В Хайфе ждут дождь. Это не просто прогноз синоптиков, а почти осязаемое чувство, которое витает в знойном воздухе над Кармелем. Город, взбирающийся по склонам к небу и спускающийся к синему подножию моря, замер в ожидании.
В Эрец-Исраэль, согласно Библии, три сезона: весна, лето и… внезапная зима, которая не зависит от названия месяца в календаре.
Последние дни лета выжали из пейзажа все краски, выцвела лазурь неба до белесой дымки. Море у порта застыло неподвижным, тяжелым зеркалом, и даже кипарисы, эти строгие городские стражи, стоят, не шелохнувшись, в густом мареве.
Воздух становится густым и сладковатым, пахнет нагретой смолой, пылью и далеким, обещающим озоном. В эту пору город кажется застывшим в янтаре. Улицы Верхнего города постепенно пустеют, лишь изредка проносится машина, поднимая вязкую волну зноя. В Нижнем городе, у порта, тяжелый воздух смешивается с запахами соли, металла и специй, создавая душную, почти осязаемую пелену. Все ждут. Ждут, когда треснет эта натянутая шелковая ткань удушья.
И это ожидание — не о страхе. Оно — о надежде. О предвкушении того, как хлынет с небес не просто вода, а очищение. Как смоет эта небесная метла пыль с листьев оливковых деревьев в Немецкой слободе, с кружевных оград старого Адар-ха-Кармеля, с мраморных ступеней Бахайских садов. Как наполнит пересохшие русла ручьев гулким, торжествующим ревом.
И вот наступает этот миг. С запада, со стороны моря, выползает сизо-лиловая стена. Она беззвучна и величественна, она поглощает горизонт, и свет медленно угасает, будто кто-то небесный поворачивает диммер. Наступает та самая торжественная тишина перед началом симфонии. Птицы умолкают. Город замирает, подставляя лицо первому порыву ветра — тому самому, свежему.
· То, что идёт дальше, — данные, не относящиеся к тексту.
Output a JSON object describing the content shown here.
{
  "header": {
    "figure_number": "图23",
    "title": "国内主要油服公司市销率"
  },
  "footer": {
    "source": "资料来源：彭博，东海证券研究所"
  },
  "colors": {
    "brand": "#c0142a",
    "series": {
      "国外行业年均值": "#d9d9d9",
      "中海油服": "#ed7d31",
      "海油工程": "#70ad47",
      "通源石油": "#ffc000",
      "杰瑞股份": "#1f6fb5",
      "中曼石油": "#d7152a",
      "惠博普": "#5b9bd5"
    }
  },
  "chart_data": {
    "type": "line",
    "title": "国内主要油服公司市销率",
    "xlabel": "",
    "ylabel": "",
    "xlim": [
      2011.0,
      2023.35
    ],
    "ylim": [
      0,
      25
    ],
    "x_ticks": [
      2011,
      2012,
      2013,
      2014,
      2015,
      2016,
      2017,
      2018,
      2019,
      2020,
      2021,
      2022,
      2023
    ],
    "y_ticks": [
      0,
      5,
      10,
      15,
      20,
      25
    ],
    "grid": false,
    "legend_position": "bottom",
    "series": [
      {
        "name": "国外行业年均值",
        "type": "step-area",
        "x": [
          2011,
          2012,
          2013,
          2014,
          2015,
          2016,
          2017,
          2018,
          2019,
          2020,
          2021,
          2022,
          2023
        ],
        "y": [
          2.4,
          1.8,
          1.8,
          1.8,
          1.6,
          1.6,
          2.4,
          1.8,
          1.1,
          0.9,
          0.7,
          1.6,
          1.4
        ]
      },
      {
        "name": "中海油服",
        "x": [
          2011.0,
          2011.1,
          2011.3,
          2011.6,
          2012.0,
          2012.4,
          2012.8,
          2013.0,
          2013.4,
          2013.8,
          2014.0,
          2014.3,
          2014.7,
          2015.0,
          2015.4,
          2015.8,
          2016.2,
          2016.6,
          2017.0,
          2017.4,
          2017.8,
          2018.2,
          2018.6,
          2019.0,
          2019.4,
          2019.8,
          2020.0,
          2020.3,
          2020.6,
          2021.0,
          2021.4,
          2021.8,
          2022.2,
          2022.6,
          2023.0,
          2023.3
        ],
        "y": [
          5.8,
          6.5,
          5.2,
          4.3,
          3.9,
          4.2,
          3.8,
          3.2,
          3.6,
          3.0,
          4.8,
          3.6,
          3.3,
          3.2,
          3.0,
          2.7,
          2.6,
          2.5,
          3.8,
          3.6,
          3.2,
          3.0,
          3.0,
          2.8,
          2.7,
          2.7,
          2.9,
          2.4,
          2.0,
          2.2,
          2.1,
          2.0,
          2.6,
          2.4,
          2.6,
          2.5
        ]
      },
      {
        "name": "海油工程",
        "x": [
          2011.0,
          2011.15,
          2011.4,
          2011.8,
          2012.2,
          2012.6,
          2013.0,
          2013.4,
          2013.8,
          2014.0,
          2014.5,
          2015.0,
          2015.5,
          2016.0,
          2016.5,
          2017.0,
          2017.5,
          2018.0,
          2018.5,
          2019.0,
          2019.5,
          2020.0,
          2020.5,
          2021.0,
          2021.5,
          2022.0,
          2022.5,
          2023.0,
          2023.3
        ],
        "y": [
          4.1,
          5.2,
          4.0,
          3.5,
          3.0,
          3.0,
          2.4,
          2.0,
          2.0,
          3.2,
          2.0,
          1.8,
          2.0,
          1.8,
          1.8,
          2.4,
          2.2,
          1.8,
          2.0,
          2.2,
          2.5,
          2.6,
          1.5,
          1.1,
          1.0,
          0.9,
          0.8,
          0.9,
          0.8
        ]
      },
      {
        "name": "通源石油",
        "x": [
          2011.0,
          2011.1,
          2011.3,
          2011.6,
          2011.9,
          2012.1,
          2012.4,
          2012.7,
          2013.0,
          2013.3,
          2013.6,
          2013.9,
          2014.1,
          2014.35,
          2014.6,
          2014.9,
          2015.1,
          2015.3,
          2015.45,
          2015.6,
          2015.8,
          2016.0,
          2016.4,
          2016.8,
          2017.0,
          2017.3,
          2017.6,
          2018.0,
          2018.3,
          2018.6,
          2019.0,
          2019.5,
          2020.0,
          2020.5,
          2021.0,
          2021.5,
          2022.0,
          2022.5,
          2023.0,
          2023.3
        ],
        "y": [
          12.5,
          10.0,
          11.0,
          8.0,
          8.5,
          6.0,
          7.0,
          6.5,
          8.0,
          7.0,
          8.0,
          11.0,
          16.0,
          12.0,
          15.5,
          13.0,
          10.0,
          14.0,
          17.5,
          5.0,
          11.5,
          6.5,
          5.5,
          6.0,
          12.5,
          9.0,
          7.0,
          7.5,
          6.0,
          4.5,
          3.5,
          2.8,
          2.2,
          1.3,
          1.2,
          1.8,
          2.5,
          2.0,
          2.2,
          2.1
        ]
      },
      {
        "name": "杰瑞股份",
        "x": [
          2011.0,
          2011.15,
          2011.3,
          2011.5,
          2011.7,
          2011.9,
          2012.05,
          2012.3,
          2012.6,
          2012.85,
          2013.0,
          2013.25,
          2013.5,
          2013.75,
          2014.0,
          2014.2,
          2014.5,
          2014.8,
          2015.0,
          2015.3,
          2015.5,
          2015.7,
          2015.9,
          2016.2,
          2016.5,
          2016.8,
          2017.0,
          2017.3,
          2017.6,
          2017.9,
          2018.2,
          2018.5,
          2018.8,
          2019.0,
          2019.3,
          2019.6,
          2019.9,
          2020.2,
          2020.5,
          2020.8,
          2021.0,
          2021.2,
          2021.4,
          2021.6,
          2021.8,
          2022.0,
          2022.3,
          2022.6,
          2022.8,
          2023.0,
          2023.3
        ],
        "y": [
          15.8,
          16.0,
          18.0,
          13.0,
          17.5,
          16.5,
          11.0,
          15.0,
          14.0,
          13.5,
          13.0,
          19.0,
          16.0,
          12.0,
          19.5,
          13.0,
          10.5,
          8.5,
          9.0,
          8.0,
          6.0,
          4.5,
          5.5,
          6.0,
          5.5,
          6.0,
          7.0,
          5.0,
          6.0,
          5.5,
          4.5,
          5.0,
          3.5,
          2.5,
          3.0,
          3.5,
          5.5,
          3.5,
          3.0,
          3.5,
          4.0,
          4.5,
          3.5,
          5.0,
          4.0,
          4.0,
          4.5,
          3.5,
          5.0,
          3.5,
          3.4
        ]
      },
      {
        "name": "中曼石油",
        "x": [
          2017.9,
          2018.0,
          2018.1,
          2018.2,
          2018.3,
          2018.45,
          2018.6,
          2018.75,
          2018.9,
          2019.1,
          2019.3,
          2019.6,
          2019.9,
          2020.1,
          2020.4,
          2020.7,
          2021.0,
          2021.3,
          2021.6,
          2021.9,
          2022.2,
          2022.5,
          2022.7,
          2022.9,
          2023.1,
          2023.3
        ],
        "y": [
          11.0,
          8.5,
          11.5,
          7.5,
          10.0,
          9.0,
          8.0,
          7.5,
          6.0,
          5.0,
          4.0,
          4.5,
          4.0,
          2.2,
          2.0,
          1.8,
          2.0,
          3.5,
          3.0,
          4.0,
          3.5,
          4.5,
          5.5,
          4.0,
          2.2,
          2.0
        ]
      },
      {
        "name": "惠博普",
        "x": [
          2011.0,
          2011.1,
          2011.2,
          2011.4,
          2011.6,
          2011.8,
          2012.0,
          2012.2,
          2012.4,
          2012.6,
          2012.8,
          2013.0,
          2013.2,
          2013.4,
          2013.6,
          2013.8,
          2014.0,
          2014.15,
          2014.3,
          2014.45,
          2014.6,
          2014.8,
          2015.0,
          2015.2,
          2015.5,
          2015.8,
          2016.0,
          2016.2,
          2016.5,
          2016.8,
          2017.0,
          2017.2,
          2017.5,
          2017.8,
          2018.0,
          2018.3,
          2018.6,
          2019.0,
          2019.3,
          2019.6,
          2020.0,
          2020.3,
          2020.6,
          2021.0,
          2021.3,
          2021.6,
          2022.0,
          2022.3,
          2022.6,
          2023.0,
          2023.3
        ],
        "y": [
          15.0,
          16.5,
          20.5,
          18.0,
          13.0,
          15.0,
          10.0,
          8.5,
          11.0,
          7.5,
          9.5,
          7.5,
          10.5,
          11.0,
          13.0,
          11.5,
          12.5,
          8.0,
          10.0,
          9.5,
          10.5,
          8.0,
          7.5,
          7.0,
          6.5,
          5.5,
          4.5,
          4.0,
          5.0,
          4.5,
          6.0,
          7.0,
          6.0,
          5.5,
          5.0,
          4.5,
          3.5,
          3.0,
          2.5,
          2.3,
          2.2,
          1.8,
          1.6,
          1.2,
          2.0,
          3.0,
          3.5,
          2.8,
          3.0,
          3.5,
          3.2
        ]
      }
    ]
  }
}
Первый сильный порыв ветра — это вестник иной стихии. Он врывается в раскрытые окна, швыряет сложенные стопкой на столе бумаги, сердито шелестит сухими пальмовыми листьями. А потом грянет гром — не пугающе, а властно, как удар в гигантский барабан, возвещающий о начале действа.
И хлынет вода. Сначала редкие, тяжелые капли, оставляющие на пыли пятна, как следы гигантских слез. А потом — стеной, сплошной, гудящий ливень, за которым не видно соседнего дома. Вода бурлит в водостоках, сбегает по лестницам-улицам водопадами, превращает асфальт в бурные реки. Хайфа, всегда разная и многоуровневая, на мгновение становится единым организмом, пронизанным жилами струящихся потоков.
А после, когда небесные шлюзы закроются, произойдет самое главное. Воздух, тот самый, что еще час назад был густым и душным, станет кристально чистым, прохладным, пьянящим. Он будет пахнуть мокрым камнем, влажной землей, хвоей и свежестью — той самой, что сметает все старое, наносное.
Город вздохнет полной грудью. Засверкают на солнце вымытые крыши машин, вспыхнет изумрудной зеленью трава, а над заливом появится радуга, словно мост в новое, обновленное время. В этом и есть чудо хайфского ливня — он не просто приносит воду. Он приносит свежий ветер перемен, обещая, что после любой жары и засухи обязательно наступит долгожданная прохлада.